The history of hemp is a long and complex one, with its first traces found in 8000 BC. C. in the Asian regions that are now China and Taiwan. Hemp was one of the first agricultural crops, and it was used for food, clothing, and even fuel.
In the early 20th century, attitudes towards hemp cultivation began to change in the United States, leading to the Marijuana Tax Act of 1937 which significantly reduced the hemp industry. During World War II, the US government encouraged hemp production through its “Hemp for Victory” program. However, when the government increased its efforts to fight drugs such as marijuana, hemp was grouped together with cannabis and became subject to high taxes. This led to a significant decline in hemp production in the US.

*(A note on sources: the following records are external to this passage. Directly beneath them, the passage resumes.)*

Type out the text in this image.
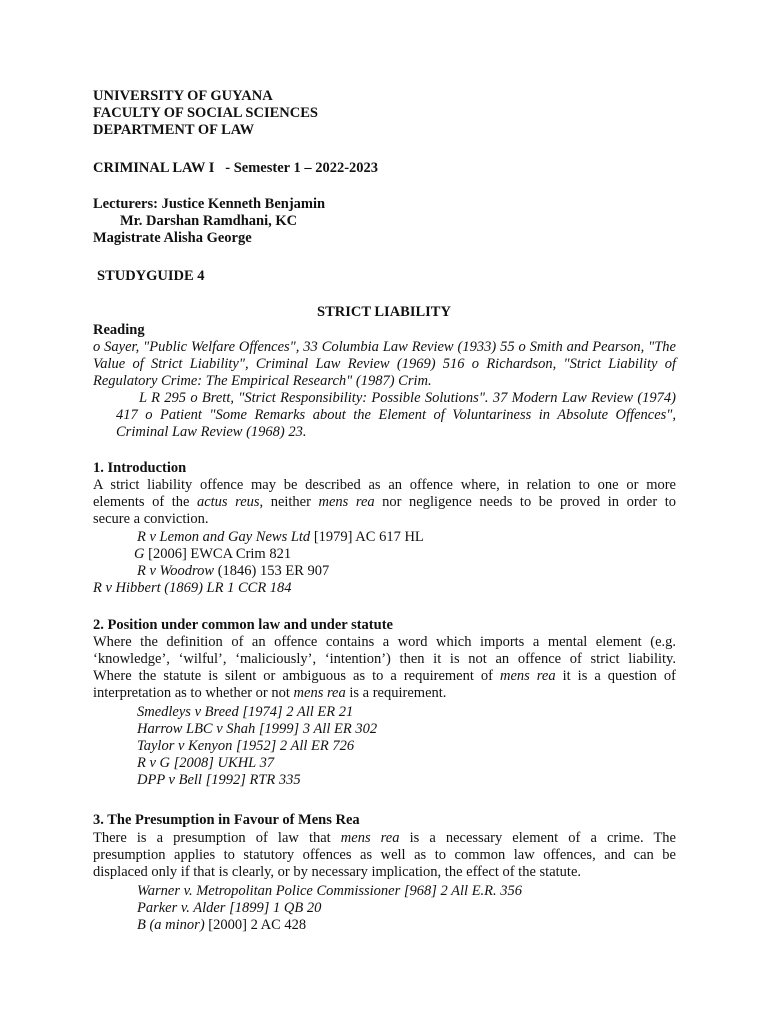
UNIVERSITY OF GUYANA
FACULTY OF SOCIAL SCIENCES
DEPARTMENT OF LAW
CRIMINAL LAW I   - Semester 1 – 2022-2023
Lecturers: Justice Kenneth Benjamin
Mr. Darshan Ramdhani, KC
Magistrate Alisha George
STUDYGUIDE 4
STRICT LIABILITY
Reading
o Sayer, "Public Welfare Offences", 33 Columbia Law Review (1933) 55 o Smith and Pearson, "The
Value of Strict Liability", Criminal Law Review (1969) 516 o Richardson, "Strict Liability of
Regulatory Crime: The Empirical Research" (1987) Crim.
L R 295 o Brett, "Strict Responsibility: Possible Solutions". 37 Modern Law Review (1974)
417 o Patient "Some Remarks about the Element of Voluntariness in Absolute Offences",
Criminal Law Review (1968) 23.
1. Introduction
A strict liability offence may be described as an offence where, in relation to one or more
elements of the actus reus, neither mens rea nor negligence needs to be proved in order to
secure a conviction.
R v Lemon and Gay News Ltd [1979] AC 617 HL
G [2006] EWCA Crim 821
R v Woodrow (1846) 153 ER 907
R v Hibbert (1869) LR 1 CCR 184
2. Position under common law and under statute
Where the definition of an offence contains a word which imports a mental element (e.g.
‘knowledge’, ‘wilful’, ‘maliciously’, ‘intention’) then it is not an offence of strict liability.
Where the statute is silent or ambiguous as to a requirement of mens rea it is a question of
interpretation as to whether or not mens rea is a requirement.
Smedleys v Breed [1974] 2 All ER 21
Harrow LBC v Shah [1999] 3 All ER 302
Taylor v Kenyon [1952] 2 All ER 726
R v G [2008] UKHL 37
DPP v Bell [1992] RTR 335
3. The Presumption in Favour of Mens Rea
There is a presumption of law that mens rea is a necessary element of a crime. The
presumption applies to statutory offences as well as to common law offences, and can be
displaced only if that is clearly, or by necessary implication, the effect of the statute.
Warner v. Metropolitan Police Commissioner [968] 2 All E.R. 356
Parker v. Alder [1899] 1 QB 20
B (a minor) [2000] 2 AC 428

In recent years, people and the government have begun to recognize the potential of hemp to have a positive impact on our health, economy, and environment. Unfortunately, due to the government shutdown last month, the Department of Agriculture has been unable to approve new hemp cultivation plans. This has caused a setback for the fledgling hemp industry, as farmers who have already approved hemp and companies that supply it or European producers are not affected by the closure. The farm bill clarified an area of the law relating to hemp production that could accelerate growth once the shutdown ends and production recovers.
Despite obstacles and uncertainty, leaders in the hemp industry continue to plan to move forward as soon as the government shutdown ends. People are beginning to realize that hemp can be used for more than just recreational purposes, and it is becoming increasingly popular as an alternative source of fuel, food, clothing, and medicine. With more research being done on its potential benefits, it is likely that hemp will continue to gain traction in the future.